The other factor is that it takes some pretty long distances for a higher maximum speed to produce results, so the potential for 130 km/h doesn't actually count for much over most of the suburban system, except where expressing (that is, missing stops and inconveniencing a lot of your pax). I've uncovered this a little more in comparing the Perth system with the Sydney metro and finding that the metro performance is stacking up even better against the Perth system than I originally thought - up to a certain station spacing. So Perth's capacity for 110-130 km/h doesn't produce that much more result compared to the metro's 100 km/h when there are stops less than maybe up to 3-4 km apart. Quite obviously the trains don't get the opportunity to get up to maximum speed for long before they have to slow down again. Where the maximum speed comes more into play is on the Mandurah line where the station spacings are typically over 5 km. There are no such spacings on the Sydney suburban except between Heathcote and Waterfall and I reproduce below the tabulation I prepared for that section.

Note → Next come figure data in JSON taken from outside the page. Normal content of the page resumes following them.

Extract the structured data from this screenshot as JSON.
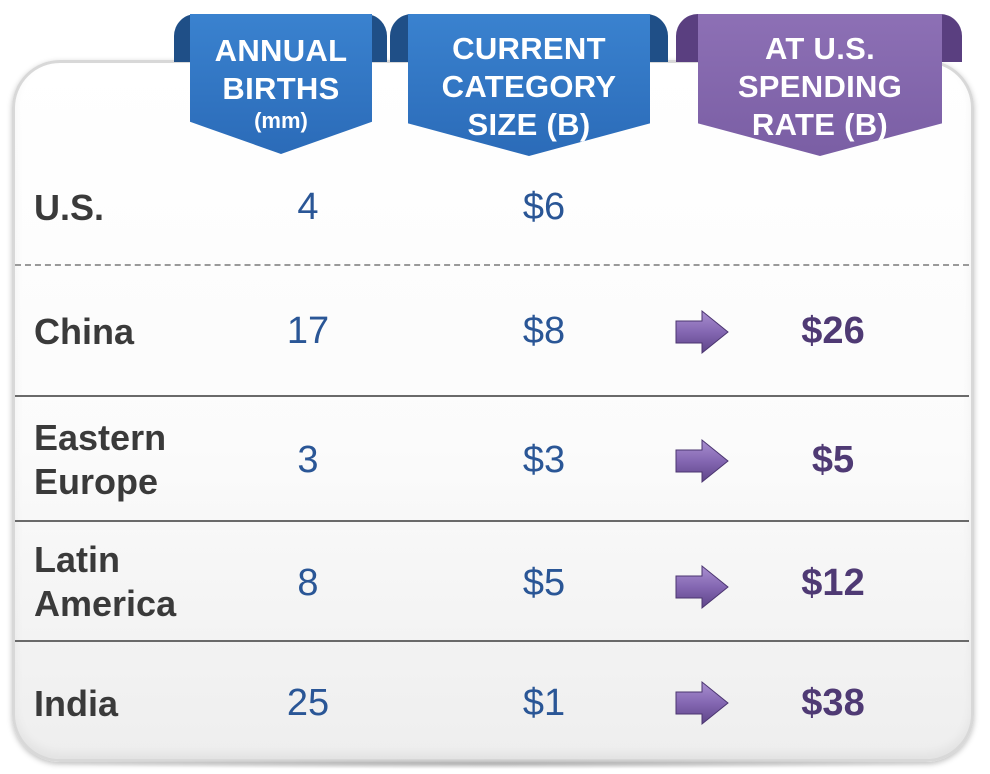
{
  "headers": {
    "births": {
      "line1": "ANNUAL",
      "line2": "BIRTHS",
      "sub": "(mm)"
    },
    "current": {
      "line1": "CURRENT",
      "line2": "CATEGORY",
      "line3": "SIZE (B)"
    },
    "us_rate": {
      "line1": "AT U.S.",
      "line2": "SPENDING",
      "line3": "RATE (B)"
    }
  },
  "rows": [
    {
      "region_line1": "U.S.",
      "region_line2": "",
      "births": "4",
      "current": "$6",
      "at_us_rate": ""
    },
    {
      "region_line1": "China",
      "region_line2": "",
      "births": "17",
      "current": "$8",
      "at_us_rate": "$26"
    },
    {
      "region_line1": "Eastern",
      "region_line2": "Europe",
      "births": "3",
      "current": "$3",
      "at_us_rate": "$5"
    },
    {
      "region_line1": "Latin",
      "region_line2": "America",
      "births": "8",
      "current": "$5",
      "at_us_rate": "$12"
    },
    {
      "region_line1": "India",
      "region_line2": "",
      "births": "25",
      "current": "$1",
      "at_us_rate": "$38"
    }
  ],
  "colors": {
    "blue_header": "#2b6bb8",
    "purple_header": "#7a5ea4",
    "value_text": "#2a5696",
    "spend_text": "#4f3a74",
    "label_text": "#3a3a3a",
    "arrow": "#7b5fa6"
  },
  "icons": {
    "row_arrow": "right-arrow-icon"
  }
}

I've added the average speeds in km per minute to make an accurate comparison since the distances are slightly different on each system:
6 km non-stop segment between stations:

Perth:
Murdoch-Cockburn Central (6.7 km): 4 mins (100 km/h) (1.67 km/min) (speed limit 130 km/h)

Sydney Metro:
Epping-Cherrybrook (6.2 km): 4 mins (93 km/h) (1.55 km/min) (speed limit 100 km/h)

Sydney Suburban:
Heathcote-Waterfall (5.6 km): 4-5 mins (67-84 km/h) (1.12-1.4 km/min) (speed limit 115 km/h)

Brisbane Interurban:
Ormeau-Coomera (6.8 km): 4-5 mins (81-102 km/h) (1.36-1.7 km/min) (speed limit 140 km/h)
To come back to the original point, I think commuters are cottoning on to this issue, which explains why they would be drifting from using the Richmond line across to the metro. Journey time is far more significant for commuters than some people here are giving it credit for.